Matapihi land owners are meeting with city council staff over the weekend to discuss resuming the construction of the Southern Pipeline project across Maori land.
The city council’s intention to install the pipeline over a paper road on an orchard has been stalled since July, although local owners have been expressing concerns about a lack of communication with the council over the planned pipeline since last October when they took the issue to the Maori Land Court.
The disputed paper road. Photo: Supplied.
“It’s over the weekend,” says Tauranga city council chief executive Garry Poole. “It’s a hui out there on site and its really just around some issues on the paper road, just getting some clarification from the parties about the paper road.”
Garry denies the accusation made to SunLive the council is going to be negotiating by chequebook.
“No. We don’t need to take a cheque book. We need to sort out where the pipes are going and what is the impact of the pipes, and talk to the adjoining property owners, etcetera,” says Garry.
“It’s really very much a discussion, so we all know what is coming in the next round of work.”
Maori land owners locked their orchard gates against the $102 million project in July, after learning the council intended cutting 12 avocado trees from the easement of the disputed paper road.
Construction has continued in the link under the highway to the treatment plant at Te Maunga.
The weekend discussions are an operational matter involving city council staff and contractors, and the property owners and the community.
“Being realistic about it, there will be I don’t know how many more meetings because as part of the process we are constantly talking to the community, so we can respond, adapt to concerns or issues that are raised both by them and by ourselves,” says Garry.
“This is just part of the process we go through when we are doing a project of this kind of magnitude.”
Maori owners challenged the previous standard of consultation in July saying they weren’t consulted about the paper road that is described in some early documents as a ‘Maori access way’, and not a paper road at all.
For some Matapihi land owners the pipeline is just the latest of a series of sequestrations of their land.
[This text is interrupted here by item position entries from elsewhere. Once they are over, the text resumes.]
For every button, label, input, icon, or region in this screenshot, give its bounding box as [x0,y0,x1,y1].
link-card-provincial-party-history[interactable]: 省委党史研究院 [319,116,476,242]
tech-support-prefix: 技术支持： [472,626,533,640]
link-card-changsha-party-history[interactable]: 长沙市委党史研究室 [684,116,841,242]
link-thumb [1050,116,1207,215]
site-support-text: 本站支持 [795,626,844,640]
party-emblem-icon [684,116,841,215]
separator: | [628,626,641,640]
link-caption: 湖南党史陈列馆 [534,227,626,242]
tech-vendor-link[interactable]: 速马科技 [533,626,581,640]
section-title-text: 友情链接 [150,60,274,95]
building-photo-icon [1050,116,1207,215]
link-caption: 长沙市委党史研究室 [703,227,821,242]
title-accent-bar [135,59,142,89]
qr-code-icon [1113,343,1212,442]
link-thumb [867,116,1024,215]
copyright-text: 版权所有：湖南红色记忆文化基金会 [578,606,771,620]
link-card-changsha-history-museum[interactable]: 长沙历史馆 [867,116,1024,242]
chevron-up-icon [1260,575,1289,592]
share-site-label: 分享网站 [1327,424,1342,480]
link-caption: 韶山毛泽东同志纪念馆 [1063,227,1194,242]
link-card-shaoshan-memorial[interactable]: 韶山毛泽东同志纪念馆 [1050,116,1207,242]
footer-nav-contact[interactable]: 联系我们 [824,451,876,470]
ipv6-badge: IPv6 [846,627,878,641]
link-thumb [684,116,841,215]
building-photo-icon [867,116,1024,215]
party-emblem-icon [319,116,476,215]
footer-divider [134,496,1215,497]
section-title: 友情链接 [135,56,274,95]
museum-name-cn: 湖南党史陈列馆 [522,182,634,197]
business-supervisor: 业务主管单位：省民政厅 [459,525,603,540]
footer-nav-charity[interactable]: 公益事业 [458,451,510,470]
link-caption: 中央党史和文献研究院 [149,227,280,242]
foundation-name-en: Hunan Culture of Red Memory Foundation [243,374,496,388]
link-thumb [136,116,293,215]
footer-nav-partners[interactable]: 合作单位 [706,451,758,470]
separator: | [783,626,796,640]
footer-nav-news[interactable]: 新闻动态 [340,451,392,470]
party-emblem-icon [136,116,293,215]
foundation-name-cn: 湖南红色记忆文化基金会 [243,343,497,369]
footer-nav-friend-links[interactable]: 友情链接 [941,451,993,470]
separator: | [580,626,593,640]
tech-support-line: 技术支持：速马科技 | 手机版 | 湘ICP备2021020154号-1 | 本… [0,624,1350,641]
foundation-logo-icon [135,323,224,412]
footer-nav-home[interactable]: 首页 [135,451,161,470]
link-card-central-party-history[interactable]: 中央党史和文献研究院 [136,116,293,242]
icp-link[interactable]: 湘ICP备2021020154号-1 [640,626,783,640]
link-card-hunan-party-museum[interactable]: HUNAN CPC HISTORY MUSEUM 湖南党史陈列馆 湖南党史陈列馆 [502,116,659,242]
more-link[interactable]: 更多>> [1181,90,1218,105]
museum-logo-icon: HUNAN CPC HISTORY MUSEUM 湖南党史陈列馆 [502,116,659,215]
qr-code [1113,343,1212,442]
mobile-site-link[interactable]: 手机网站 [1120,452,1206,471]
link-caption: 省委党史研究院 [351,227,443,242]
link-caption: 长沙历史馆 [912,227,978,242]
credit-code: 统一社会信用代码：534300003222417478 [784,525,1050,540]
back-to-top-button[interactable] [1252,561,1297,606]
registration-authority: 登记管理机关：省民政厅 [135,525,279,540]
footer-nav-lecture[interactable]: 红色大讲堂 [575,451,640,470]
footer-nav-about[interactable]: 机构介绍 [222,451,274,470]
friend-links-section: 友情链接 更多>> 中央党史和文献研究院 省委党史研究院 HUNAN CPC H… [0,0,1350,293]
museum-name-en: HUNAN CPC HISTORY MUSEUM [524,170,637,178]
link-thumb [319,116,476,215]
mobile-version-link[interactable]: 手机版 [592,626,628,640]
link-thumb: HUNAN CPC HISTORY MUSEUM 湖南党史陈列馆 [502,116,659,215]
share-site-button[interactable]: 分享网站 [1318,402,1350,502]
The Mount Maunganui Wharf and port area was built on 90 hectares of Matapihi owned land seized under the Public Works Act and for which they received no compensation. Part of the Tauranga airport land was similarly seized.
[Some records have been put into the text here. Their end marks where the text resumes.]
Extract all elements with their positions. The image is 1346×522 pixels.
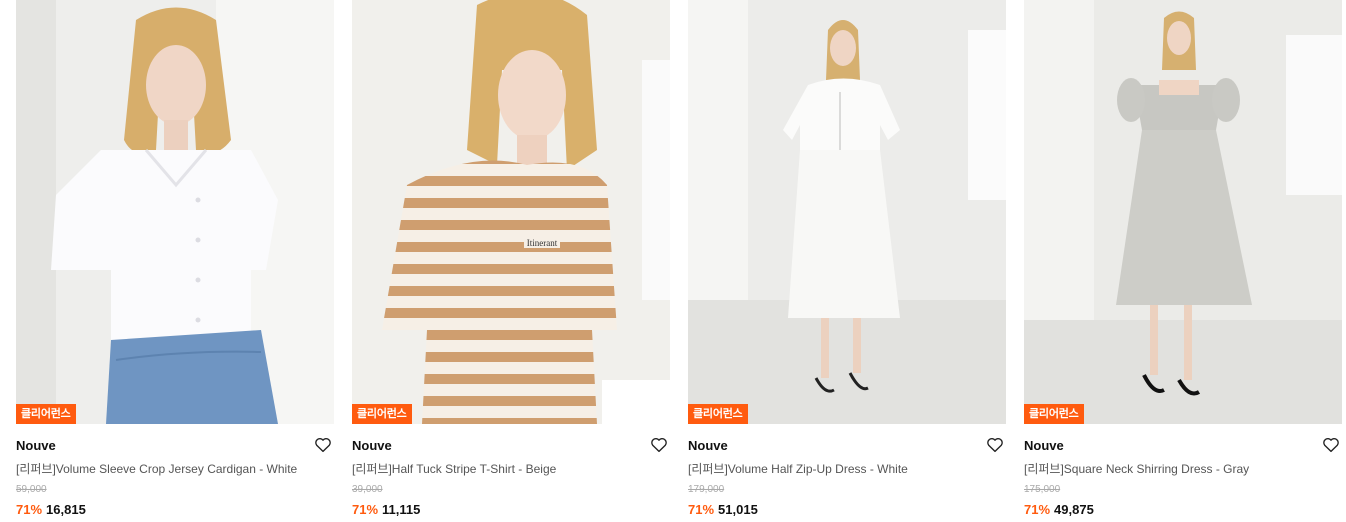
original-price: 175,000 [1024, 484, 1061, 495]
sale-price: 51,015 [718, 502, 758, 517]
brand-name[interactable]: Nouve [688, 438, 1006, 454]
original-price: 179,000 [688, 484, 725, 495]
product-name[interactable]: [리퍼브]Half Tuck Stripe T-Shirt - Beige [352, 461, 670, 477]
discount-rate: 71% [352, 502, 379, 517]
clearance-badge: 클리어런스 [1024, 404, 1084, 424]
heart-outline-icon[interactable] [1322, 436, 1340, 454]
heart-outline-icon[interactable] [986, 436, 1004, 454]
brand-name[interactable]: Nouve [16, 438, 334, 454]
clearance-badge: 클리어런스 [352, 404, 412, 424]
clearance-badge: 클리어런스 [16, 404, 76, 424]
heart-outline-icon[interactable] [314, 436, 332, 454]
brand-name[interactable]: Nouve [352, 438, 670, 454]
product-image[interactable]: 클리어런스 [1024, 0, 1342, 424]
sale-price: 16,815 [46, 502, 86, 517]
product-name[interactable]: [리퍼브]Square Neck Shirring Dress - Gray [1024, 461, 1342, 477]
clearance-badge: 클리어런스 [688, 404, 748, 424]
product-card[interactable]: Itinerant 클리어런스 Nouve [리퍼브]Half Tuck Str… [352, 0, 670, 522]
heart-outline-icon[interactable] [650, 436, 668, 454]
discount-rate: 71% [1024, 502, 1051, 517]
svg-text:Itinerant: Itinerant [527, 238, 558, 248]
product-grid: 클리어런스 Nouve [리퍼브]Volume Sleeve Crop Jers… [0, 0, 1346, 522]
product-name[interactable]: [리퍼브]Volume Half Zip-Up Dress - White [688, 461, 1006, 477]
product-card[interactable]: 클리어런스 Nouve [리퍼브]Volume Half Zip-Up Dres… [688, 0, 1006, 522]
product-image[interactable]: 클리어런스 [688, 0, 1006, 424]
brand-name[interactable]: Nouve [1024, 438, 1342, 454]
sale-price: 11,115 [382, 502, 421, 517]
discount-rate: 71% [16, 502, 43, 517]
discount-rate: 71% [688, 502, 715, 517]
sale-price: 49,875 [1054, 502, 1094, 517]
product-name[interactable]: [리퍼브]Volume Sleeve Crop Jersey Cardigan … [16, 461, 334, 477]
original-price: 39,000 [352, 484, 383, 495]
product-card[interactable]: 클리어런스 Nouve [리퍼브]Volume Sleeve Crop Jers… [16, 0, 334, 522]
product-image[interactable]: Itinerant 클리어런스 [352, 0, 670, 424]
product-image[interactable]: 클리어런스 [16, 0, 334, 424]
product-card[interactable]: 클리어런스 Nouve [리퍼브]Square Neck Shirring Dr… [1024, 0, 1342, 522]
original-price: 59,000 [16, 484, 47, 495]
While the Matapihi community has made a significant contribution to the growth of Tauranga through the wider community’s use of its former lands, Matapihi itself has no sewerage, inadequate running water, and residents will not be able to connect to the $102 million southern Pipeline which will be carrying the sewerage from Omokoroa, Te Puna and The Lakes at Tauriko across their land.
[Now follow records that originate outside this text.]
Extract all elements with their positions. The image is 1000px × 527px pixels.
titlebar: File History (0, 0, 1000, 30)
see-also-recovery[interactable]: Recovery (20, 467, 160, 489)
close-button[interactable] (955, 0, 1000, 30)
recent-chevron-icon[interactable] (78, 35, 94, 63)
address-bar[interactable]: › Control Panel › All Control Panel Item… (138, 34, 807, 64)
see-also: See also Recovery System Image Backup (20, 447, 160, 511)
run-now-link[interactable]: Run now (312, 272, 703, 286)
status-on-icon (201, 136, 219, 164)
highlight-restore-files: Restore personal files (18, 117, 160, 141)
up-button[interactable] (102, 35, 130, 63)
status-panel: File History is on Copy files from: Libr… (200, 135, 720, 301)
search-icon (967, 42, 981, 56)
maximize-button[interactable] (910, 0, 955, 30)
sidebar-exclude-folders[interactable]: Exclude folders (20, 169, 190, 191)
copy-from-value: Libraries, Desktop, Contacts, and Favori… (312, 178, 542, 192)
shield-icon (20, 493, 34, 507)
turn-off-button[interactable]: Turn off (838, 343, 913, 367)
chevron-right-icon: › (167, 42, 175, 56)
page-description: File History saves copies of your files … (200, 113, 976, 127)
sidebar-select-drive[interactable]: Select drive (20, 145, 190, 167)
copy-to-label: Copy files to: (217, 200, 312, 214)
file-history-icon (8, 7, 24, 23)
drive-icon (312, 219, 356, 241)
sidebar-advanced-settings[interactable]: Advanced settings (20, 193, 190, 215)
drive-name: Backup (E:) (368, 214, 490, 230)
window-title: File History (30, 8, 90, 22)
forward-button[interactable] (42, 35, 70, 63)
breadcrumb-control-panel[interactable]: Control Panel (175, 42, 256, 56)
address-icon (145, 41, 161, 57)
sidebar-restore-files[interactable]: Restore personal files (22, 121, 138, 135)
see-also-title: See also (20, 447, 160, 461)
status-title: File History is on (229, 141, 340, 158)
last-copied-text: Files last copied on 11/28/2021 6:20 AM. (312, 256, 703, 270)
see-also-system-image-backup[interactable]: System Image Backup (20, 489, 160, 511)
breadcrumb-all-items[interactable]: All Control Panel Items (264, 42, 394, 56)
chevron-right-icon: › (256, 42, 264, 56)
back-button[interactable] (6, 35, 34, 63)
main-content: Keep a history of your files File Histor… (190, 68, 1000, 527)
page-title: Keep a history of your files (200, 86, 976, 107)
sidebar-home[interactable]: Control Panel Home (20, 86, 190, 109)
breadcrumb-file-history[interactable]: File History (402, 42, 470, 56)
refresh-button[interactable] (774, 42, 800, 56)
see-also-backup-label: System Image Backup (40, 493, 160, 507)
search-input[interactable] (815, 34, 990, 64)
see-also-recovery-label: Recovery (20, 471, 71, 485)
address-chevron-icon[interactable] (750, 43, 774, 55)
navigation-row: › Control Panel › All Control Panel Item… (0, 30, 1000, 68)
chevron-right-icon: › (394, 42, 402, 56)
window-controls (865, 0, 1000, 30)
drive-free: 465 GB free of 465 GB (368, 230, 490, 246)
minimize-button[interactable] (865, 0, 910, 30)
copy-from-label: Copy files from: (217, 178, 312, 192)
After the rail bridge was completed across the harbour in 1924, about 30 mainly Matapihi residents died while crossing the bridge, mostly leaping to avoid being stuck by trains. They drowned at a rate of about one each year until a foot bridge was finally built in the mid-1950s.
Until the Maungatapu causeway was built in the 1959s, the only vehicle access to Tauranga from the Mount and Matapihi was via Welcome Bay. But Matapihi’s perceived distance from the city is partly strategic, says one owner who didn’t want her name published.
“The elders fought to remain rural because they knew that if we didn’t keep it rural, it (their land) would be taken much faster.
“Maungatapu is virtually lost to the Maori community, rated off their own land. Huria has very little land. Bethlehem is getting crowded. Tauranga city has run out of land and its moving out and it’s going to hit Maori land wherever it goes.
“In terms of city and community development, It is not going to help the city to have Maori people disconnected with their land. The opposite should be happening.”